A slight digression, but Strong offers his usual deadpan menace, but his ‘stand back and observe’ technique leaves the film without a memorable villain. West is technically ‘the bad guy,’ but the film is crying out for a more colorful adversary, or at least a more colorful actor in the role. Finally, shock of shocks, Lynn Collins offers one of the better ‘female lead/love interest performances that we’ve seen in this type of fantasy adventure story. The key is that Princess Dejah Thoris actually has quite a bit of screen time before she even meets John Carter. She is fully developed, with a plot and emotional arc of her own, before she finds herself in the company of the strapping warrior. The film only makes her into a ‘damsel in distress’ when she puts herself in peril for the sake of others, a key difference in terms of the film’s surprisingly progressive gender politics. I wish the film had more than one major female character, aside form an extended cameo from Dafoe’s martian daughter (Samantha Morton), but oh well.
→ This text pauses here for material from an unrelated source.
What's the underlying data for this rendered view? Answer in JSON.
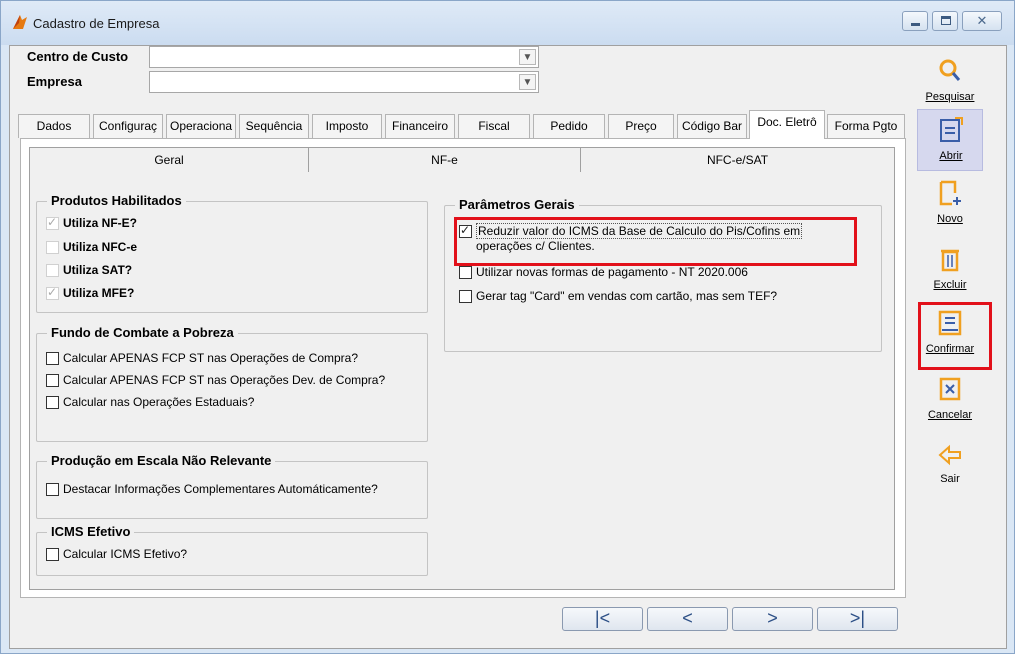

Come what may, Andrew Stanton’s John Carter is neither the next step in grand-scale franchise filmmaking nor an unmitigated disaster. I appreciated the sheer weirdness of the Earth-bound prologue, while in turn wanting the film to ‘just get on with it.’ The picture has a surprisingly likable lead, with Kitsch falling on the fantasy hero scale just above Jake Gyllenhaal in Prince of Persia: The Sands of Time, well above Garrett Hedlund in Tron: Legacy, but well below the high water marks of Brendan Fraser and Orlando Bloom in their respective adventure franchises. Lynn Collins makes an uncommonly memorable female lead for this genre, as her princess is strong, independent, and intelligent without being obnoxiously (and patronizingly) ‘feisty.’ There are a few scenes of solid action, and a second act trip into a cave of lights impresses the eyes. The 3D does little other than darken and blur the image, even on an IMAX screen, so 2D is the way to go if you have a choice. The film is simply not good enough to kick-start a new franchise, but the things that bring it down have little to do with its cost. The film is simply too pointlessly muddled to the point of confusion, and the film makes several visual choices that render the film visually confused as well.
In the end, confused is the word that best sums up the picture. Narratively confused, visually confused, and confusingly lacking in stand up-and-applaud action moments and iconic characters that merit us cheering or booing at the right spots. John Carter the novel may have been the first modern fantasy adventure story. But in terms of cinematic fantasy, any number (Star Wars, Lord of the Rings, The Matrix, Avatar, etc) have done it better.